Age-Based 529 Investment Options

CollegeAdvantage offer a wealth of 529 investment options, from leading investment managers VanguardDimensional Fund Advisors, and Fifth Third Bank. The investments include ready-made age-based portfolios. This investment option is simple to use for each portfolio’s asset mix and allocations are pre-determined. Additionally, risk is automatically reduced as your child gets closer to college age.

Not sure what investment options fit your investment personality best? Answer our risk tolerance questionnaire to determine with which asset allocation mix you would be most comfortable – conservative, moderate, or aggressive.

529 Plan Tax Benefits

So why use 529 plans to save for college? These accounts offer tax advantages other savings options don’t have, such as:

  • Tax-free earnings. A regular savings account will have taxes assessed yearly but a 529 investment plan grows tax-free at the federal and state level.
  • Tax-free withdrawals. Funds withdrawn from 529 plans are tax free when used for qualified higher education expenses — the necessary costs for enrollment or attendance at an eligible education institution like: tuition, mandatory fees, computer equipment to name a few.
  • State income tax deduction for contributions to Ohio’s 529 Plan. Effective Jan.1, 2018, Ohio residents can currently deduct 529 contributions up to $4,000 per beneficiary, per year from their state income tax. However, with unlimited carry forward, Ohio residents can continue to deduct a large 529 plan contribution from their state income tax until all of it has been deducted. For instance, if they contribute $12,000 to your beneficiary’s account, they can deduct $4,000 from their state income tax for the next three years.

Ohio’s 529 Plan Can Be Used Nationwide

And don’t worry; you don’t need to know where your baby will want to go to college when you’re using Ohio’s 529 College Savings Plan.
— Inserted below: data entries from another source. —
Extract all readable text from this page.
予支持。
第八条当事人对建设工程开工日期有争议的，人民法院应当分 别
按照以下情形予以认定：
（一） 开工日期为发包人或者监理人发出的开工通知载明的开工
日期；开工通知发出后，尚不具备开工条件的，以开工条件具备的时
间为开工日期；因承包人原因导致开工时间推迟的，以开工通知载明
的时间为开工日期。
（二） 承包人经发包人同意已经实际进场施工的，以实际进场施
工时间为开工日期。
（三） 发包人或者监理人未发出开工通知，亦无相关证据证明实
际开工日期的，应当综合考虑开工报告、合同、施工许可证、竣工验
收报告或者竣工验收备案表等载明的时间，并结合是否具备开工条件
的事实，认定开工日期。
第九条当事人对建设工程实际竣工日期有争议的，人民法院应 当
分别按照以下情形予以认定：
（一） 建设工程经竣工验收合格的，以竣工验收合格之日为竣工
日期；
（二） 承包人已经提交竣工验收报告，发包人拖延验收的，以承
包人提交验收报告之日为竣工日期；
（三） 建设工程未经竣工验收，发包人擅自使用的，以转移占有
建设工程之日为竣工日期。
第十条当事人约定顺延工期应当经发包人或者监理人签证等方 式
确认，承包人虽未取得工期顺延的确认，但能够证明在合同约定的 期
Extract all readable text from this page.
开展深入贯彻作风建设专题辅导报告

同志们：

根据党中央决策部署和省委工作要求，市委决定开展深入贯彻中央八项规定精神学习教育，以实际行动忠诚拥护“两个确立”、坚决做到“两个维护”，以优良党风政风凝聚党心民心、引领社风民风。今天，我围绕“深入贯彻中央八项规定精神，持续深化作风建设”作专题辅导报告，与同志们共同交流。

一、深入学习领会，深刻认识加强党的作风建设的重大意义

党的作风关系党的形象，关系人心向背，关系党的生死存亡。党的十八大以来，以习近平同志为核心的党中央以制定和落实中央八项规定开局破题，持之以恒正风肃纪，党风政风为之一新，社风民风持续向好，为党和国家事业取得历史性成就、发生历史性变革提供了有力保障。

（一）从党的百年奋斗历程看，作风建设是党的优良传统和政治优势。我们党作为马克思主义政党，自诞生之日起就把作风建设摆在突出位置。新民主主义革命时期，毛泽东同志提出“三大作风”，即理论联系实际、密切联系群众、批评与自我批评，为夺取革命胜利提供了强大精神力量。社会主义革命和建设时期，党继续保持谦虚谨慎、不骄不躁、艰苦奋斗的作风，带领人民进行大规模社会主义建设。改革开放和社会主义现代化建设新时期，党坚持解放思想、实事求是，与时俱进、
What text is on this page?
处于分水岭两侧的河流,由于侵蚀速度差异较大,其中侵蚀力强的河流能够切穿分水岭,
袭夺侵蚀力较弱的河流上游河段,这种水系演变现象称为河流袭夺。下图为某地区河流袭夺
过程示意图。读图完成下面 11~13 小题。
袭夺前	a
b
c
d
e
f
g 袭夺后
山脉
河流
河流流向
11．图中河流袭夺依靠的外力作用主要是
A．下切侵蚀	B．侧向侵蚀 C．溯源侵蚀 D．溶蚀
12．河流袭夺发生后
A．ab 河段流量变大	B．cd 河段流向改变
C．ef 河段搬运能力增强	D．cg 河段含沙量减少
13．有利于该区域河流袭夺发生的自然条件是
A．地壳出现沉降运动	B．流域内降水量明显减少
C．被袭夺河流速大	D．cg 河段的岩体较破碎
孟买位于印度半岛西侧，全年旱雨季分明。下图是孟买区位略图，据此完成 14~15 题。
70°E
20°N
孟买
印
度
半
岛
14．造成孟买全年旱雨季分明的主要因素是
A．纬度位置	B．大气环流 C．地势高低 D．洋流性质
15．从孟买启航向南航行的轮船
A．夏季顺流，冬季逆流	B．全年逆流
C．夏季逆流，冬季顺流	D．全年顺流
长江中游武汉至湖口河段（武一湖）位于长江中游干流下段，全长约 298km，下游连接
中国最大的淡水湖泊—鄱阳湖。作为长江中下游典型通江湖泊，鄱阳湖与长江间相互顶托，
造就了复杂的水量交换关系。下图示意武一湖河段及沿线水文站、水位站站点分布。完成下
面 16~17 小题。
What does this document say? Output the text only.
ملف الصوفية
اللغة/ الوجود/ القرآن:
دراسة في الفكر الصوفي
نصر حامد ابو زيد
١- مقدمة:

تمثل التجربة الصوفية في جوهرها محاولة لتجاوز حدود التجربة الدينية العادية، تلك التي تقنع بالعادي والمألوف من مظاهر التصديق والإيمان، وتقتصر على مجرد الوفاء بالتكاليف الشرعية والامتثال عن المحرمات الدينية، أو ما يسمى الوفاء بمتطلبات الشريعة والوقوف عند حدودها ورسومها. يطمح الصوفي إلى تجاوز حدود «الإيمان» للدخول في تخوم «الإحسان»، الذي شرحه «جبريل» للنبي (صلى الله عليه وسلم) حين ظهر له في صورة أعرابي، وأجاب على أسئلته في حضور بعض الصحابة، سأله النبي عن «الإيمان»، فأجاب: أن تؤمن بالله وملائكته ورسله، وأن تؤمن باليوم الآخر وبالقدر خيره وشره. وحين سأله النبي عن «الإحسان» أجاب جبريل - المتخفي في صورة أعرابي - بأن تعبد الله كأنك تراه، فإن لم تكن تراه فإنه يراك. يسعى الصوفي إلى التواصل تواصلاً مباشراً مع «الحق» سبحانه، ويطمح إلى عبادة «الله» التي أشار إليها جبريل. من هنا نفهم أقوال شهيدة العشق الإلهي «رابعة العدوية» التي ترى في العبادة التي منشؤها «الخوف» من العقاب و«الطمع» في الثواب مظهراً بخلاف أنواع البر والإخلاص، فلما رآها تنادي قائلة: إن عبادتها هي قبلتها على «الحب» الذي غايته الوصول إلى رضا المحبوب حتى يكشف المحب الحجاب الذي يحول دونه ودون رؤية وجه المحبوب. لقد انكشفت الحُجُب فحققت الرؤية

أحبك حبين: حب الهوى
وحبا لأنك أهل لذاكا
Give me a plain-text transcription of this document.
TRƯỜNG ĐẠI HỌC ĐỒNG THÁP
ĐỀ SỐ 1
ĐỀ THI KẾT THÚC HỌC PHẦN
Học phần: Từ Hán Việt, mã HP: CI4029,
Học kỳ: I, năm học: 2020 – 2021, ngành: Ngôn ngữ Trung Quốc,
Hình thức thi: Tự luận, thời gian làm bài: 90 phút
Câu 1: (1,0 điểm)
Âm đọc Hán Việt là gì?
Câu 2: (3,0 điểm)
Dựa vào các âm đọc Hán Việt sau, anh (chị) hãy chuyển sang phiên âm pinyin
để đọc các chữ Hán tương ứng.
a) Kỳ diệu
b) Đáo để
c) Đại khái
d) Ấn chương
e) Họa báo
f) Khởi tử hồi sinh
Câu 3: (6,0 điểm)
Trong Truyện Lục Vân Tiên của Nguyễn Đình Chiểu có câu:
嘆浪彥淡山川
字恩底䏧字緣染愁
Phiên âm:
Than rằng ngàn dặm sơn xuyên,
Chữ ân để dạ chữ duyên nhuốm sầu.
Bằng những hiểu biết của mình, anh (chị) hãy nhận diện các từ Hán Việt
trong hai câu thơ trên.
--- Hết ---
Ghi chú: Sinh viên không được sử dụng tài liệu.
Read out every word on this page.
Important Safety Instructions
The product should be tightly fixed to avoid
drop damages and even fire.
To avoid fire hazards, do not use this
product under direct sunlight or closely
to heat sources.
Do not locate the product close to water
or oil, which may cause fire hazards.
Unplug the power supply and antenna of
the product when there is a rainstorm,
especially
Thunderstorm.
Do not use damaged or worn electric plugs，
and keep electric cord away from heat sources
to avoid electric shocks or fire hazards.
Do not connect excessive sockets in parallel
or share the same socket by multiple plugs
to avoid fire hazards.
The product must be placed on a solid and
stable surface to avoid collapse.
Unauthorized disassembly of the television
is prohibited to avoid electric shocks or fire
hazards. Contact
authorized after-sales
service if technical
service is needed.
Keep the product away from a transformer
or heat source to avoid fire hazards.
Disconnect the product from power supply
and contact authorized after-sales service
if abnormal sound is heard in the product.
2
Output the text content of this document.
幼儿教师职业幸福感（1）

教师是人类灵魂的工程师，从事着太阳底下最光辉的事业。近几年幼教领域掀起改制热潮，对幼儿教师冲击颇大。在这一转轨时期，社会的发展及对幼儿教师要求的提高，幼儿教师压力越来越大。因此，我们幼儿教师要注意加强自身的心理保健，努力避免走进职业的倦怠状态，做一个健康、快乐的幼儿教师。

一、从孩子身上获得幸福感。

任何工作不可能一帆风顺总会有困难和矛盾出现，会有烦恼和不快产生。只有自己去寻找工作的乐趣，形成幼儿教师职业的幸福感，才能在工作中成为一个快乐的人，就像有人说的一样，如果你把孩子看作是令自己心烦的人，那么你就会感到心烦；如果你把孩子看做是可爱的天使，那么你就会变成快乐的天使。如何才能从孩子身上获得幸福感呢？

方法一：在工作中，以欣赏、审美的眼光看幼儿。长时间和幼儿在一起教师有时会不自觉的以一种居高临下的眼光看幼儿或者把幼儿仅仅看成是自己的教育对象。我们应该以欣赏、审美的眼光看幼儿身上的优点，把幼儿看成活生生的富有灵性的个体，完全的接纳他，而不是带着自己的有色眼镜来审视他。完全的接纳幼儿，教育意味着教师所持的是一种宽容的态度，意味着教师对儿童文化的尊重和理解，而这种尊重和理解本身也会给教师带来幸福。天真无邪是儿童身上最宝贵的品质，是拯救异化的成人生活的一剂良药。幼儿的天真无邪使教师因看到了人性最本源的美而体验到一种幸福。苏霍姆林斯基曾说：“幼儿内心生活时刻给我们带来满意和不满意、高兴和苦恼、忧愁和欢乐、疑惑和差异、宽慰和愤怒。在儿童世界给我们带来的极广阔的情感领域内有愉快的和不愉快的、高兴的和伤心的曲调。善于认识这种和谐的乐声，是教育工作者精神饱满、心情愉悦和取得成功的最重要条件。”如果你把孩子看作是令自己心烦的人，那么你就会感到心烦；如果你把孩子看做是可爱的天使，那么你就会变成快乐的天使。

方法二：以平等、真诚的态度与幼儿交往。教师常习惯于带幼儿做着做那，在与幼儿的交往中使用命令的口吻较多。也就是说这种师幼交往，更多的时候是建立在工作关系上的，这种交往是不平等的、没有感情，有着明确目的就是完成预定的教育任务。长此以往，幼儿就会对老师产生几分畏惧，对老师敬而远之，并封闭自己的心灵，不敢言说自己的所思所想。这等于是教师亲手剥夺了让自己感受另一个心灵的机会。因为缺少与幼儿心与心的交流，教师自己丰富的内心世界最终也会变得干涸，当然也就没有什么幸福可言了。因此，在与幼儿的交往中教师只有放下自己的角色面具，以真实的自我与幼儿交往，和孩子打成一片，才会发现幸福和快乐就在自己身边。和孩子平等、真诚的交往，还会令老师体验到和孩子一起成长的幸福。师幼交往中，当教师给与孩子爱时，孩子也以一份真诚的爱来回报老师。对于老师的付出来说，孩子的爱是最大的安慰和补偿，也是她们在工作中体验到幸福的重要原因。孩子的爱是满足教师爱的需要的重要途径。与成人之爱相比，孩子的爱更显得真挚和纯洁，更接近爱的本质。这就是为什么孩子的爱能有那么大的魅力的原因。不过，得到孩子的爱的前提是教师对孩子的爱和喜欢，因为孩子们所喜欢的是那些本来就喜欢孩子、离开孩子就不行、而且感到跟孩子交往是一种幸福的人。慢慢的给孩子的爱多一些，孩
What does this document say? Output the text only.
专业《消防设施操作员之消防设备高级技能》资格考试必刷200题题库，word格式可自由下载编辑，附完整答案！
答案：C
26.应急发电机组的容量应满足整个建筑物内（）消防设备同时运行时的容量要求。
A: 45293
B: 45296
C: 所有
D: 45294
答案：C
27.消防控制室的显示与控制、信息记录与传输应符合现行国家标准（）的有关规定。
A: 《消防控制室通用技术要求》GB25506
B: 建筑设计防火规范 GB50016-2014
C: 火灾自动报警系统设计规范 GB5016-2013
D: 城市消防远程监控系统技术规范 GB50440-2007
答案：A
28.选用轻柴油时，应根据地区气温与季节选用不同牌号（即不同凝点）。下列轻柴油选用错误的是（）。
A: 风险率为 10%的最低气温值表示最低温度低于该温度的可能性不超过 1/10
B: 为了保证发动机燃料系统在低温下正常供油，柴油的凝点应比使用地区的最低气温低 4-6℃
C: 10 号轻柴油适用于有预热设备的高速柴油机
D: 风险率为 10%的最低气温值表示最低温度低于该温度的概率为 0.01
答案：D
CollegeAdvantage 529 account can be used at any two-year, four-year, graduate or technical schools nationwide (even some overseas) that accepts federal financial aid.

Open a CollegeAdvantage before your child is born to plan to save for their future training and education. This way, the college savings account can grow from the maximum impact of compound interest and 529 tax advantages. 529 accounts are an excellent alternative to student loan debt. CollegeAdvantage is your plan, your way.